POV: HENRY
As lágrimas se acumulavam nos olhos dela, brilhando sob a luz suave do quarto. Era um pedido silencioso, um apelo desesperado para apagar qualquer vestígio do desgraçado do Ethan. Ela queria que minha presença a envolvesse, que minha pele, minhas mãos, minha voz fossem as únicas coisas que existissem naquele momento. Ela queria se sentir desejada, respeitada, amada.
E eu faria isso. Eu mostraria a ela o que era ser tratada como algo precioso.
Não precisei dizer nada. Apenas a beijei.

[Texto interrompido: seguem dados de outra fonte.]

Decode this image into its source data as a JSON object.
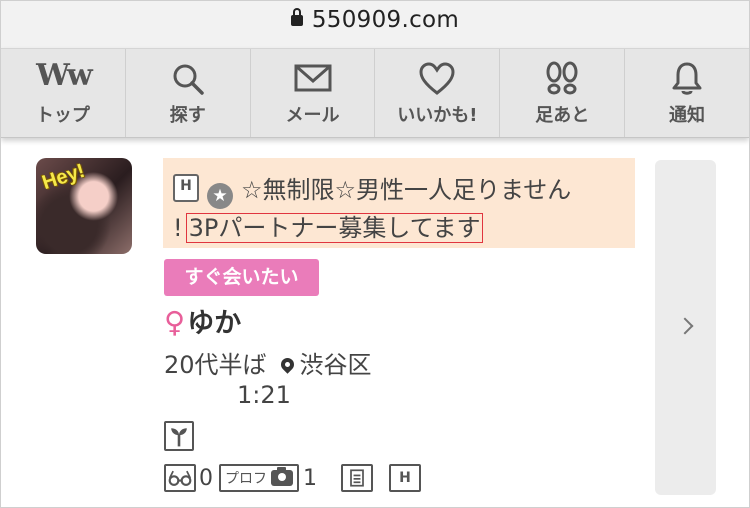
{
  "browser": {
    "url": "550909.com"
  },
  "nav": {
    "items": [
      {
        "label": "トップ",
        "icon": "ww-logo-icon",
        "logo_text": "Ww"
      },
      {
        "label": "探す",
        "icon": "search-icon"
      },
      {
        "label": "メール",
        "icon": "mail-icon"
      },
      {
        "label": "いいかも!",
        "icon": "heart-icon"
      },
      {
        "label": "足あと",
        "icon": "footprints-icon"
      },
      {
        "label": "通知",
        "icon": "bell-icon"
      }
    ]
  },
  "post": {
    "avatar_text": "Hey!",
    "badge_h": "H",
    "badge_star": "★",
    "message_line1": "☆無制限☆男性一人足りません",
    "message_line2_prefix": "!",
    "message_highlight": "3Pパートナー募集してます",
    "tag": "すぐ会いたい",
    "gender_symbol": "♀",
    "name": "ゆか",
    "age": "20代半ば",
    "location": "渋谷区",
    "time": "1:21",
    "stats": {
      "views_count": "0",
      "prof_label": "プロフ",
      "photo_count": "1",
      "badge_h": "H"
    }
  },
  "colors": {
    "accent_pink": "#ea7cba",
    "message_bg": "#fde7d3",
    "highlight_border": "#e0353f"
  }
}
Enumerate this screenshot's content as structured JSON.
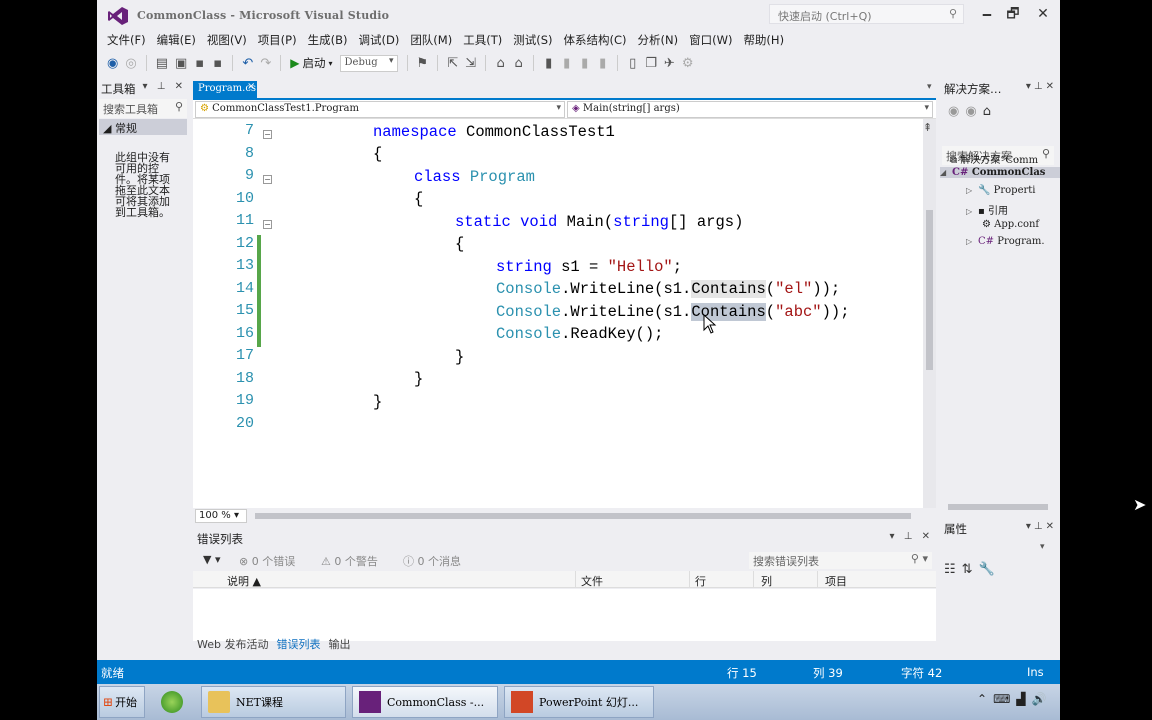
{
  "window": {
    "title": "CommonClass - Microsoft Visual Studio",
    "quick_launch_placeholder": "快速启动 (Ctrl+Q)",
    "controls": {
      "minimize": "🗕",
      "maximize": "🗗",
      "close": "✕"
    }
  },
  "menu": [
    "文件(F)",
    "编辑(E)",
    "视图(V)",
    "项目(P)",
    "生成(B)",
    "调试(D)",
    "团队(M)",
    "工具(T)",
    "测试(S)",
    "体系结构(C)",
    "分析(N)",
    "窗口(W)",
    "帮助(H)"
  ],
  "toolbar": {
    "start_label": "启动",
    "config": "Debug"
  },
  "toolbox": {
    "title": "工具箱",
    "search_placeholder": "搜索工具箱",
    "category": "◢ 常规",
    "empty_message": "此组中没有可用的控件。将某项拖至此文本可将其添加到工具箱。"
  },
  "editor": {
    "tab_label": "Program.cs",
    "tab_close": "×",
    "nav_left": "CommonClassTest1.Program",
    "nav_right": "Main(string[] args)",
    "zoom": "100 %",
    "line_numbers": [
      "7",
      "8",
      "9",
      "10",
      "11",
      "12",
      "13",
      "14",
      "15",
      "16",
      "17",
      "18",
      "19",
      "20"
    ],
    "code": {
      "l7_kw": "namespace",
      "l7_name": " CommonClassTest1",
      "l8": "{",
      "l9_kw": "class",
      "l9_type": "Program",
      "l10": "{",
      "l11_kw1": "static",
      "l11_kw2": "void",
      "l11_main": " Main(",
      "l11_kw3": "string",
      "l11_rest": "[] args)",
      "l12": "{",
      "l13_kw": "string",
      "l13_mid": " s1 = ",
      "l13_str": "\"Hello\"",
      "l13_end": ";",
      "l14_type": "Console",
      "l14_a": ".WriteLine(s1.",
      "l14_contains": "Contains",
      "l14_b": "(",
      "l14_str": "\"el\"",
      "l14_c": "));",
      "l15_type": "Console",
      "l15_a": ".WriteLine(s1.",
      "l15_contains": "Contains",
      "l15_b": "(",
      "l15_str": "\"abc\"",
      "l15_c": "));",
      "l16_type": "Console",
      "l16_a": ".ReadKey();",
      "l17": "}",
      "l18": "}",
      "l19": "}"
    }
  },
  "error_list": {
    "title": "错误列表",
    "errors": "0 个错误",
    "warnings": "0 个警告",
    "messages": "0 个消息",
    "search_placeholder": "搜索错误列表",
    "columns": [
      "说明",
      "文件",
      "行",
      "列",
      "项目"
    ]
  },
  "bottom_tabs": [
    "Web 发布活动",
    "错误列表",
    "输出"
  ],
  "solution_explorer": {
    "title": "解决方案…",
    "search_placeholder": "搜索解决方案…",
    "items": [
      "解决方案“Comm",
      "CommonClas",
      "Properti",
      "引用",
      "App.conf",
      "Program."
    ]
  },
  "properties": {
    "title": "属性"
  },
  "statusbar": {
    "ready": "就绪",
    "line": "行 15",
    "col": "列 39",
    "char": "字符 42",
    "mode": "Ins"
  },
  "taskbar": {
    "start": "开始",
    "items": [
      "NET课程",
      "CommonClass -...",
      "PowerPoint 幻灯..."
    ]
  },
  "colors": {
    "accent": "#007acc",
    "keyword": "#0000ff",
    "type": "#2b91af",
    "string": "#a31515"
  }
}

Meus lábios tocaram os dela com suavidade, tomando cuidado para não ferir ainda mais sua boca machucada. O gosto salgado das lágrimas se misturava ao beijo, e senti um aperto sufocante no peito. Ela tremia, não de medo, mas de emoção contida, de algo que não conseguia colocar em palavras.
Minha mão subiu devagar, os dedos roçando sua pele quente até alcançar seu rosto. Acariciei sua bochecha com o polegar, afastando uma lágrima teimosa que escorria. Então, deixei um beijo ali, onde a gota havia passado, depois mais um em seu outro olho. Suave. Cuidadoso.
Segui um caminho lento, beijando a ponta de seu nariz, seu queixo, voltando aos seus lábios carnudos, sentindo o tremor leve de sua respiração entrecortada.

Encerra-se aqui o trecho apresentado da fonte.